Two church groups come together for race discussions, 27 years and counting
Rev. Martin Luther King Jr. famously called 11 o’clock on Sunday morning the most segregated hour in Christian America. Sixty-four years later, members of two Northeast Ohio churches — one mostly white, the other historically Black — are meeting regularly to better understand race and develop friendships.
In 1997, leadership from the now New Covenant Lutheran Church, formerly St. James, a predominately-Black church in East Cleveland and the predominately-white First Lutheran Church in Strongsville, brought the men’s group of their churches together.
“We all took a look at the church and said this is really not how the church is supposed to look,” said Chuck Knerem, emeritus senior pastor of First Lutheran. “The church should look more diverse.”
Both sides meet monthly for lunch at the Cracker Barrel in Brooklyn, but it’s more than just meetings over meatloaf. The groups worship together. They do service projects together. Most notably, they have discussions about race.
“We wanted to show each church that we could cross this barrier of bringing a Black church from East Cleveland and this white church in First Lutheran together and realize how much we were alike,” said New Covenant Deacon William Brown.
Discussion topics will include bias, police relations and privilege.
The topic was family lineage at a discussion last summer. New Covenant vicar Scott Wylie laughed as he talked about the results of a DNA genetic test.
“I have the highest percentage for me, I think, is from Wales,” said Wylie, who is Black.
The results were possibly evidence of the fraught history of slavery and racism, particularly the rape of African slaves by white slavetraders and owners, he said.
“Oh, OK," Wylie told the group. "One of the masters was from Wales.”
Brown said stereotyping — especially how it relates to Northeast Ohio — was a big racial barrier he was excited to discuss.
"Understand that all of us is not what is portrayed on the media. You don’t have to be scared of us. You don’t have to be afraid that we’re going to take something from you,” Brown said. “You can come into East Cleveland and nothing’s going to happen to you.”
Even the ever-divisive topic — politics — has come up.
“I think a lot of our political views, we perceive that they’re the same, but that doesn’t mean that they are,” Brown said. “When we sit amongst each other, our camaraderie says, ‘OK, we don’t like what Trump is spewing, but you might go out and vote for him.”
Dale Piper from First Lutheran said he takes the group and the friendships it's inspired to the polls with him.
“I can’t not take into consideration what I’ve learned from this group the way I vote,” said Piper. “Sometimes when you’re voting between two people, it’s not like you’re voting based on their race record. You’re voting based on pro-life or pro-abortion, economy. You vote for many things when you vote for president. But I definitely take that into consideration in my vote.”

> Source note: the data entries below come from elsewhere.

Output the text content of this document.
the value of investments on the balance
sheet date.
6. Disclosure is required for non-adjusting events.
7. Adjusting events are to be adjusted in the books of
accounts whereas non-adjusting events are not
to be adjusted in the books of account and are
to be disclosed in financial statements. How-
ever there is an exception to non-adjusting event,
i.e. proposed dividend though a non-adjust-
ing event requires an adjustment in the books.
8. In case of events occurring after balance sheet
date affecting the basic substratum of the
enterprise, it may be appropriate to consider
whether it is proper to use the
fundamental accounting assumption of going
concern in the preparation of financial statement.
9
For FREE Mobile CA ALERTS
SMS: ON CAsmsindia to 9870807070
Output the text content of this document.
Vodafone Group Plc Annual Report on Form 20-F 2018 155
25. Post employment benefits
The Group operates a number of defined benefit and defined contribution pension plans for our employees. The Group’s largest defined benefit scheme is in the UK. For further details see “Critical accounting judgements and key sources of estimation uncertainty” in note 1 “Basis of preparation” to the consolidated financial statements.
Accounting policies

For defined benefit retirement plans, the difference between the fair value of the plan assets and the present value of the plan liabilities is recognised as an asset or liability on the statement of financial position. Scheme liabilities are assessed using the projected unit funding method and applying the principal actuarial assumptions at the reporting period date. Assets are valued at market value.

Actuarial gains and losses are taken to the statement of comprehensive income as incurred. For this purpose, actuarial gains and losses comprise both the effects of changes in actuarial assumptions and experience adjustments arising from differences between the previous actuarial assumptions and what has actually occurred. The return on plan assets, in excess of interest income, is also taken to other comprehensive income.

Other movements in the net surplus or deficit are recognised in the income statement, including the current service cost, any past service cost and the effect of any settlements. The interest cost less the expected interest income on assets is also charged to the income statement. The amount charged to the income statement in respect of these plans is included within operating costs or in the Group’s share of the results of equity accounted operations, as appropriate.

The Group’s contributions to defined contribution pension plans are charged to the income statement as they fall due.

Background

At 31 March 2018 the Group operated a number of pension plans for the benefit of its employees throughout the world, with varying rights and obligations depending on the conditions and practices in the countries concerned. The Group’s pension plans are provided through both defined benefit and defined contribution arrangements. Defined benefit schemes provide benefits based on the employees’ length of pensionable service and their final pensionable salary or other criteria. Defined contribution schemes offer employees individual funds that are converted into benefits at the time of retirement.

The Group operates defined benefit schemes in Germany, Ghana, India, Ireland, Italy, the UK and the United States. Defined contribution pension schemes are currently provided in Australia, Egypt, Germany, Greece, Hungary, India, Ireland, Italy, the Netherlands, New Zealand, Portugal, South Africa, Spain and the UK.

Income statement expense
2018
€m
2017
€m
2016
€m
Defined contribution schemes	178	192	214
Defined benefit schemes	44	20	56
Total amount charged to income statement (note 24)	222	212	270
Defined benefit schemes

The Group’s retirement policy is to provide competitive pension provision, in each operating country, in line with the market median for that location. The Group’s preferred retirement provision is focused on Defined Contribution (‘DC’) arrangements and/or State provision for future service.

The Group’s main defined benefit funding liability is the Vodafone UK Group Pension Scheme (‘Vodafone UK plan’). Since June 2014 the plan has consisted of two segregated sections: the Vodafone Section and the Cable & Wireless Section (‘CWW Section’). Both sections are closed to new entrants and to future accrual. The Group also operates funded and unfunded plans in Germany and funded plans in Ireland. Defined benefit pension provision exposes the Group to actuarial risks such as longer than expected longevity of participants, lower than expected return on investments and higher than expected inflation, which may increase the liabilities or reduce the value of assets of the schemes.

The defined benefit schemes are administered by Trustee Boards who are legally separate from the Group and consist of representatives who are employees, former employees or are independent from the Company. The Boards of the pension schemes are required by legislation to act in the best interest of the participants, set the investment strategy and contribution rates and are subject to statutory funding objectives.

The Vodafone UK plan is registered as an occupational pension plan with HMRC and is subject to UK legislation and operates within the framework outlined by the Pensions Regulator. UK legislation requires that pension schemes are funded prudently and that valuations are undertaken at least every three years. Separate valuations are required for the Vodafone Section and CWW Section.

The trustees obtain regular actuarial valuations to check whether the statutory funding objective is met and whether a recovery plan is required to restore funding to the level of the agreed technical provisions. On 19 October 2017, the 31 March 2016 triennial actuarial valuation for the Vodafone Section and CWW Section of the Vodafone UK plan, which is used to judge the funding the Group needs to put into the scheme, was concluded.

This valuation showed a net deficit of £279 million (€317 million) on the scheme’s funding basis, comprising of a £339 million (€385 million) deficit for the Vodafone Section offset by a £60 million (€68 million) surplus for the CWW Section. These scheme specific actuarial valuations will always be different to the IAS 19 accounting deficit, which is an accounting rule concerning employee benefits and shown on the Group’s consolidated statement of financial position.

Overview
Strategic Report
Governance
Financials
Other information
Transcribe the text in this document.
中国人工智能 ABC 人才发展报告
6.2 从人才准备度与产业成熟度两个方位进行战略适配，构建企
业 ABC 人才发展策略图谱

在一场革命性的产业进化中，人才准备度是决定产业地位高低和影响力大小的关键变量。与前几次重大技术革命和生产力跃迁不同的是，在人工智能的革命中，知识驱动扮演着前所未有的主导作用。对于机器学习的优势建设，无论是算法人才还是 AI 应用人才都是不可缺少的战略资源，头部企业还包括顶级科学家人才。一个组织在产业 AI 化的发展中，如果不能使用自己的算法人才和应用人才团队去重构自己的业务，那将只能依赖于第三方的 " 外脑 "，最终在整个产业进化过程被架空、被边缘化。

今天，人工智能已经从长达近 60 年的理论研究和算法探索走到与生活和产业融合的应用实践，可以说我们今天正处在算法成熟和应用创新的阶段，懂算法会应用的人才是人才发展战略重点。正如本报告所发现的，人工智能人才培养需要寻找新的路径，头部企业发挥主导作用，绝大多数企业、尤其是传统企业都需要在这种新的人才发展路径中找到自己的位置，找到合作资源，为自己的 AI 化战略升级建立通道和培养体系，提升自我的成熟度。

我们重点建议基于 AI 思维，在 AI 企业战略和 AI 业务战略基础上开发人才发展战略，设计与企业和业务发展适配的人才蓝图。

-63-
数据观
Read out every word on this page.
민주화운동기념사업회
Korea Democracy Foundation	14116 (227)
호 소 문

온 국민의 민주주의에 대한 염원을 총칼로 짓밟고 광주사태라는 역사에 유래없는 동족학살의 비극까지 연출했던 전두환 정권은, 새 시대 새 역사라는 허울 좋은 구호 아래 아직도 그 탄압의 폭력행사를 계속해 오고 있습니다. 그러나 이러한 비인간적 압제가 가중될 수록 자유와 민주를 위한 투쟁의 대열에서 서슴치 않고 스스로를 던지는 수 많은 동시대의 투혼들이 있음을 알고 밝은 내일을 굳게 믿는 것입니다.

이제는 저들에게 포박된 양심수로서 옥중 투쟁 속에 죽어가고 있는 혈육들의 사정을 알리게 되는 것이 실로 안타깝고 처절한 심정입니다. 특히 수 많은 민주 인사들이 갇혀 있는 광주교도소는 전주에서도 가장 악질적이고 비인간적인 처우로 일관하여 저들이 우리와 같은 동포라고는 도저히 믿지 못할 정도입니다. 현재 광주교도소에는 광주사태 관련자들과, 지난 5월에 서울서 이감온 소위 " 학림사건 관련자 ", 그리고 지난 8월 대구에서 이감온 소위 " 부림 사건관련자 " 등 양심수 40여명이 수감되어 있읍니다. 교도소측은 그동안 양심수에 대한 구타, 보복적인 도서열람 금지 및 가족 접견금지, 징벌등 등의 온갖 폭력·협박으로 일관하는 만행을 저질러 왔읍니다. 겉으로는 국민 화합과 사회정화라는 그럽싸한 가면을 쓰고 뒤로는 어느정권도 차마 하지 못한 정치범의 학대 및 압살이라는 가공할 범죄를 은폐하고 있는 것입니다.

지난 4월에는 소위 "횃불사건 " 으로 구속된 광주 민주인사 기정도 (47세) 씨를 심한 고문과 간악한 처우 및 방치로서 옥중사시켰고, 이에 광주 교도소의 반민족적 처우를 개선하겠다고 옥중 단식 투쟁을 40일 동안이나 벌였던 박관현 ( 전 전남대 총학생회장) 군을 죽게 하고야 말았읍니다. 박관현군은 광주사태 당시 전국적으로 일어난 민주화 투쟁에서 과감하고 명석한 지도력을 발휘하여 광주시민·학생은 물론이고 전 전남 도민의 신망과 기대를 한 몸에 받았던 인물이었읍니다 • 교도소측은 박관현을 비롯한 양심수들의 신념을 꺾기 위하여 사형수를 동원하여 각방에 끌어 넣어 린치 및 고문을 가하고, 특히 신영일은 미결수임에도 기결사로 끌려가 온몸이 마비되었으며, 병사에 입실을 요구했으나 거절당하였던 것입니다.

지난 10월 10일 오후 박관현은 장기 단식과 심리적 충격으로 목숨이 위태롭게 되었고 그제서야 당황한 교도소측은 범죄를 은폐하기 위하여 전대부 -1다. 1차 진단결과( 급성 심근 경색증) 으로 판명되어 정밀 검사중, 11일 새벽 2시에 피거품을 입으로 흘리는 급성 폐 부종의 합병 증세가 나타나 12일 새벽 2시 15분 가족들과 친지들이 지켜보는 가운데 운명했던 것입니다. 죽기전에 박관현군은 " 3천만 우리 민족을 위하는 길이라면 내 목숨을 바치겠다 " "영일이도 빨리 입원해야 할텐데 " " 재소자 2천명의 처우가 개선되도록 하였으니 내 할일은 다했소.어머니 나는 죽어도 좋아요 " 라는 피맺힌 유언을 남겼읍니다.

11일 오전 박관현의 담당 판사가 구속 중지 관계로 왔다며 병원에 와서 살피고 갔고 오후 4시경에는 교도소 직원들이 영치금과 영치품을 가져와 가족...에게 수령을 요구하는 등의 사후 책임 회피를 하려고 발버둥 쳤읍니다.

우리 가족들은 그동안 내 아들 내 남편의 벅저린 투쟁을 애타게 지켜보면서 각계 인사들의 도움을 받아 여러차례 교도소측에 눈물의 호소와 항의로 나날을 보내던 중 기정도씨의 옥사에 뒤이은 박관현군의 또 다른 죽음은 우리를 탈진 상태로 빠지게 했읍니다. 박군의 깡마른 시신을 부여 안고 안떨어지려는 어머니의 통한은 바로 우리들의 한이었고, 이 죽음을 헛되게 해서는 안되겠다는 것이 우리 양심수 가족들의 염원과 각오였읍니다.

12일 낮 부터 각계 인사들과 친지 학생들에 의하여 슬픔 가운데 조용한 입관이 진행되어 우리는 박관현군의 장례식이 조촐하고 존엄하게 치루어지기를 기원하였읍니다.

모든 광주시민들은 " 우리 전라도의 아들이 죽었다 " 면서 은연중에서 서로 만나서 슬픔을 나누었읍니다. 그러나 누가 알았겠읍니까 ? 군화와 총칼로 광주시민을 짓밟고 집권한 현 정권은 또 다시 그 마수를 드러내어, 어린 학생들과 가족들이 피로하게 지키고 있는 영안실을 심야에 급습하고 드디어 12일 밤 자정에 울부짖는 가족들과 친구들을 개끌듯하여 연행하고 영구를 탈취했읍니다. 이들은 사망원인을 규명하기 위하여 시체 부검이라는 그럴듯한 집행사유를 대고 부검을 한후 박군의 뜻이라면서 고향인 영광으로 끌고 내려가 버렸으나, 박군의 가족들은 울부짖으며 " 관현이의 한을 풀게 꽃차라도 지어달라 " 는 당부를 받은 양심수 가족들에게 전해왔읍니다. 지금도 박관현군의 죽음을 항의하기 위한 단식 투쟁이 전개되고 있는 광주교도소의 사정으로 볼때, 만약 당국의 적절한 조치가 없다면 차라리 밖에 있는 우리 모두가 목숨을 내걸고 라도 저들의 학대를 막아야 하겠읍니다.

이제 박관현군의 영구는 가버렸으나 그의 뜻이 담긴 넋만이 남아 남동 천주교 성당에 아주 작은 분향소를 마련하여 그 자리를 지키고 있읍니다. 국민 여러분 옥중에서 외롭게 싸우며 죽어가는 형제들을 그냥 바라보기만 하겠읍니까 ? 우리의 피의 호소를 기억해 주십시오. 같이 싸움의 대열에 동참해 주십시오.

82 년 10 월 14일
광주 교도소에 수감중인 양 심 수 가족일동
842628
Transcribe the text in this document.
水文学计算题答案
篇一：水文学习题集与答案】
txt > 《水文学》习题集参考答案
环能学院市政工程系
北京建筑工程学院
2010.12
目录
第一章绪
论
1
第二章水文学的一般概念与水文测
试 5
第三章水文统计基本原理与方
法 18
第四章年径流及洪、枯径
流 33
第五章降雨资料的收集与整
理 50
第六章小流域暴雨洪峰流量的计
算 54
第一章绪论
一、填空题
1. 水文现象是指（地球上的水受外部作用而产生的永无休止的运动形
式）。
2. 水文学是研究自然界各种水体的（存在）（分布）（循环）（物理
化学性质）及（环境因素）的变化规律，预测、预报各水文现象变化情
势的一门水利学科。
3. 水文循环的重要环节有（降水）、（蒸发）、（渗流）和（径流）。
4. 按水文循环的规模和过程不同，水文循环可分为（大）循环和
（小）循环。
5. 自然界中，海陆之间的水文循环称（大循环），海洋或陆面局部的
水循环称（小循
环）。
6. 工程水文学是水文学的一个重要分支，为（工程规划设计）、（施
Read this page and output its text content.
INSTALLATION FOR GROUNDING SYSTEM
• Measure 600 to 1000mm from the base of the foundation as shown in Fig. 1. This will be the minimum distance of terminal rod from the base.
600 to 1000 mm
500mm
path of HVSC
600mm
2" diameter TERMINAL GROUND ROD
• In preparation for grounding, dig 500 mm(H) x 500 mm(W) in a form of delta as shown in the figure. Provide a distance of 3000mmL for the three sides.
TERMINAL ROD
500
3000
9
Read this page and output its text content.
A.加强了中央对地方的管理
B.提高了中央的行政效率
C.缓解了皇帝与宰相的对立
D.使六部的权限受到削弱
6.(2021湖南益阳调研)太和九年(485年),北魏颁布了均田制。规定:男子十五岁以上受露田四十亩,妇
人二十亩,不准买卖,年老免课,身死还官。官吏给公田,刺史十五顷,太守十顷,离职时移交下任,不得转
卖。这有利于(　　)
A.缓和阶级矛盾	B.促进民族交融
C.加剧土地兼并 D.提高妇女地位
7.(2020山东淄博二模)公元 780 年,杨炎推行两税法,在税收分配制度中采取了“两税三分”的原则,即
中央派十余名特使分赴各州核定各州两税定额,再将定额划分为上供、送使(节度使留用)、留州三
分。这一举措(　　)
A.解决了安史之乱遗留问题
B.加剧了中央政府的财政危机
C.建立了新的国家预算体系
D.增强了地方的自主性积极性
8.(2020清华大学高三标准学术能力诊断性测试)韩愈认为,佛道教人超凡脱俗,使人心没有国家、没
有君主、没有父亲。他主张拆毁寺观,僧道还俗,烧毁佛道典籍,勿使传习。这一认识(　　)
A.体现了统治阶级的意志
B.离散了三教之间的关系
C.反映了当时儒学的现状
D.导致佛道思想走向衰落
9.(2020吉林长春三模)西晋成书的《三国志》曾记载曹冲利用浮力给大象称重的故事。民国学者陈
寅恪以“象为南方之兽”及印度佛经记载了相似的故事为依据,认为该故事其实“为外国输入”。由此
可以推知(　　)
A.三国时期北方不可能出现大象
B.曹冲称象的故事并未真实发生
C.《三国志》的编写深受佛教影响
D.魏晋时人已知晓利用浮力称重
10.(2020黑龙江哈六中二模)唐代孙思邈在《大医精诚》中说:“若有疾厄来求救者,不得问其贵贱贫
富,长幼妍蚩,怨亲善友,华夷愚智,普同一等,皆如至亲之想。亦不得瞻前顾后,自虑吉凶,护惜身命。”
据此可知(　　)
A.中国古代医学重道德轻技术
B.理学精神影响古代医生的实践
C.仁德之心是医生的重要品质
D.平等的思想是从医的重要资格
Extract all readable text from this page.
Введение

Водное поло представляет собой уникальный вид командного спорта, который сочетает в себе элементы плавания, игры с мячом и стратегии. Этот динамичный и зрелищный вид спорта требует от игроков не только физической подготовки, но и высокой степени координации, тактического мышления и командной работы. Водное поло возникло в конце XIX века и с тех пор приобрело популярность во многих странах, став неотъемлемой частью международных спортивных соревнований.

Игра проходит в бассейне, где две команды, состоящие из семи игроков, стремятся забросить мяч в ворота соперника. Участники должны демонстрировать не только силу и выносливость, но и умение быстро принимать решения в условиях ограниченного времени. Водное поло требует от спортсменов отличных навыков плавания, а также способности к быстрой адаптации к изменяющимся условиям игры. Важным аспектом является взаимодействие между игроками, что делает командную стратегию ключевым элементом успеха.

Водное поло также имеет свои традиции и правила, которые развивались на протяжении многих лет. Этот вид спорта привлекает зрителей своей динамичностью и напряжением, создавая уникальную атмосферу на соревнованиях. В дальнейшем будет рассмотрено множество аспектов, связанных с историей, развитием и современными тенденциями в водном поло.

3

All these discussions, especially the hard ones, have built powerful friendships, said Marlon McPherson of New Covenant.
“The more we met, the more we communicated, the more we let our true feelings out, the closer we got,” McPherson said. “I’ve come to love these guys and their church because I’m accepted as a member of their church. I can walk into their church and the first thing is, ‘Hi Marlon, how you doing?’ For me it makes me feel like I’m a part of them and they’re a part of us.”
Piper said he feels the same.
“I try never to miss a lunch. I look forward to playing golf with Marlon. I’m very proud to be a member of this group,” Piper said.
The group hosts an annual retreat. Last fall it was an overnight cabin trip at the Hiram Camp House in Moreland Hills.
A few years ago, they visited the Jim Crow Museum of Racist Imagery in Michigan.
Knerem said one defining moment came in the early days of the group’s creation when they forced Black members and white members to pair up and discuss each other’s upbringings.
“To become that vulnerable in front of somebody else, for example, for me to admit that I grew up in a racist household and how that impacted me and my views and my perspectives about things, just opened up broader avenues for us not only that have a conversation, but to be in a deeper relationship with one another,” Knerem said.
Almost three decades later, with no signs of the camaraderie slowing down, the group looks ahead to keep things going for the next generation.
“God’s at work,” Wylie said. “It showed two churches coming together and then becoming brothers — I mean literally brothers. Can you imagine if our country was like that?”
The group already has plans for a trip to Washington, D.C. this summer. The priority stops are the African American Museum, the Martin Luther King Jr. Memorial and the Holocaust Museum.